Nie mogła zignorować słów Larrisy, która znana była z tego, ze raczej nie klepała innych gadów po główce. Mogła się spodziewać tej odpowiedzi, jednak wciąż wolała nie wybierać się za barierę bez odpowiedniego odpoczynku, mogła w takim wypadku przedłużyć jakkolwiek ich rozmowę, by ta pozwoliła ciału odpocząć. Nawet jak już wylecą za tereny bariery, zdolności Rajani będą bardzo ograniczone, zwłaszcza względem Gwardzistki, która zapewne była o wiele bliżej jej upragnionej wolności, niż samica mogłaby tego pragnąć. Zazdrościła jej w tej chwili. Skinęła tylko łbem, okazując posłuszeństwo i nie mogąc nie zgodzić się z jej słowami.
- Gdybym tylko mogła, robiłabym to cały czas, niestety powstrzymuje mnie przeklęte ograniczenie - powiedziała szczerze. Wszak patrolowanie granic tej bariery to szansa na to, aby uwolnić się spod ciężaru więzienia. Więzienie, z którego uciec może w każdej chwili, ale zawsze musi wrócić, bo inaczej umrze. Cóż za ironia...
Śmiałe słowa.
Odezwał się głos w jej głowie, tym razem umiejętnie je zignorowała, nie dając po sobie poznać, że cokolwiek mogło się wydarzyć, czego Larrisa mogła nie słyszeć.

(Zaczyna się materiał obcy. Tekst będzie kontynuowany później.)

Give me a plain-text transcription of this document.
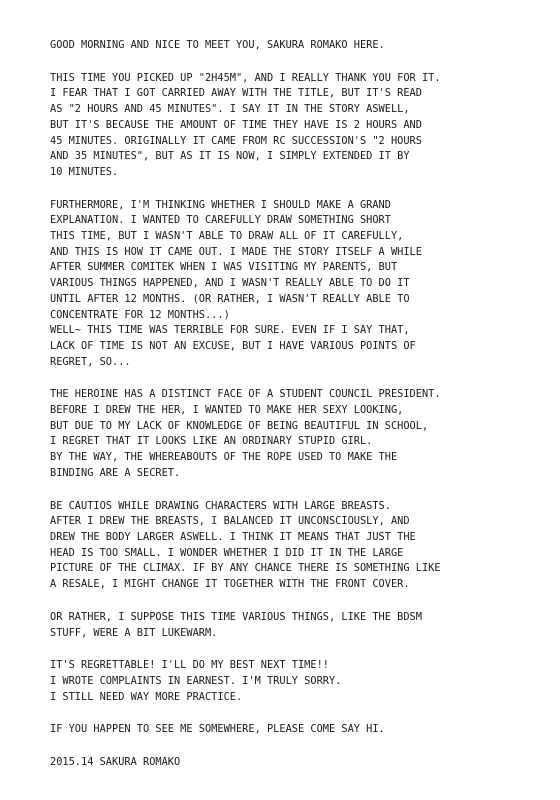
GOOD MORNING AND NICE TO MEET YOU, SAKURA ROMAKO HERE.

THIS TIME YOU PICKED UP "2H45M", AND I REALLY THANK YOU FOR IT.
I FEAR THAT I GOT CARRIED AWAY WITH THE TITLE, BUT IT'S READ
AS "2 HOURS AND 45 MINUTES". I SAY IT IN THE STORY ASWELL,
BUT IT'S BECAUSE THE AMOUNT OF TIME THEY HAVE IS 2 HOURS AND
45 MINUTES. ORIGINALLY IT CAME FROM RC SUCCESSION'S "2 HOURS
AND 35 MINUTES", BUT AS IT IS NOW, I SIMPLY EXTENDED IT BY
10 MINUTES.

FURTHERMORE, I'M THINKING WHETHER I SHOULD MAKE A GRAND
EXPLANATION. I WANTED TO CAREFULLY DRAW SOMETHING SHORT
THIS TIME, BUT I WASN'T ABLE TO DRAW ALL OF IT CAREFULLY,
AND THIS IS HOW IT CAME OUT. I MADE THE STORY ITSELF A WHILE
AFTER SUMMER COMITEK WHEN I WAS VISITING MY PARENTS, BUT
VARIOUS THINGS HAPPENED, AND I WASN'T REALLY ABLE TO DO IT
UNTIL AFTER 12 MONTHS. (OR RATHER, I WASN'T REALLY ABLE TO
CONCENTRATE FOR 12 MONTHS...)
WELL~ THIS TIME WAS TERRIBLE FOR SURE. EVEN IF I SAY THAT,
LACK OF TIME IS NOT AN EXCUSE, BUT I HAVE VARIOUS POINTS OF
REGRET, SO...

THE HEROINE HAS A DISTINCT FACE OF A STUDENT COUNCIL PRESIDENT.
BEFORE I DREW THE HER, I WANTED TO MAKE HER SEXY LOOKING,
BUT DUE TO MY LACK OF KNOWLEDGE OF BEING BEAUTIFUL IN SCHOOL,
I REGRET THAT IT LOOKS LIKE AN ORDINARY STUPID GIRL.
BY THE WAY, THE WHEREABOUTS OF THE ROPE USED TO MAKE THE
BINDING ARE A SECRET.

BE CAUTIOS WHILE DRAWING CHARACTERS WITH LARGE BREASTS.
AFTER I DREW THE BREASTS, I BALANCED IT UNCONSCIOUSLY, AND
DREW THE BODY LARGER ASWELL. I THINK IT MEANS THAT JUST THE
HEAD IS TOO SMALL. I WONDER WHETHER I DID IT IN THE LARGE
PICTURE OF THE CLIMAX. IF BY ANY CHANCE THERE IS SOMETHING LIKE
A RESALE, I MIGHT CHANGE IT TOGETHER WITH THE FRONT COVER.

OR RATHER, I SUPPOSE THIS TIME VARIOUS THINGS, LIKE THE BDSM
STUFF, WERE A BIT LUKEWARM.

IT'S REGRETTABLE! I'LL DO MY BEST NEXT TIME!!
I WROTE COMPLAINTS IN EARNEST. I'M TRULY SORRY.
I STILL NEED WAY MORE PRACTICE.

IF YOU HAPPEN TO SEE ME SOMEWHERE, PLEASE COME SAY HI.

2015.14 SAKURA ROMAKO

- Rajani - odpowiedziała krótko na zadane jej pytanie. Nie musiała pytać o imię osoby, z którą rozmawia. Rozeznawała się w hierarchii Strażników na tyle, by rozpoznać większość z nich, a zwłaszcza tych, którzy ochraniają największych manipulatorów w całej tej zakłamanej społeczności. Miała szczerą nadzieję, że nie powiedziała do tej pory niczego nieodpowiedniego i podejrzanego, wszak całe życie za maską może w końcu zmęczyć smoka i z czasem, nawet nieświadomie, może wyjść ze swojej roli, by dać niepożądanym oczom dostęp do swojej prawdziwej osobowości, czego samica chciała uniknąć.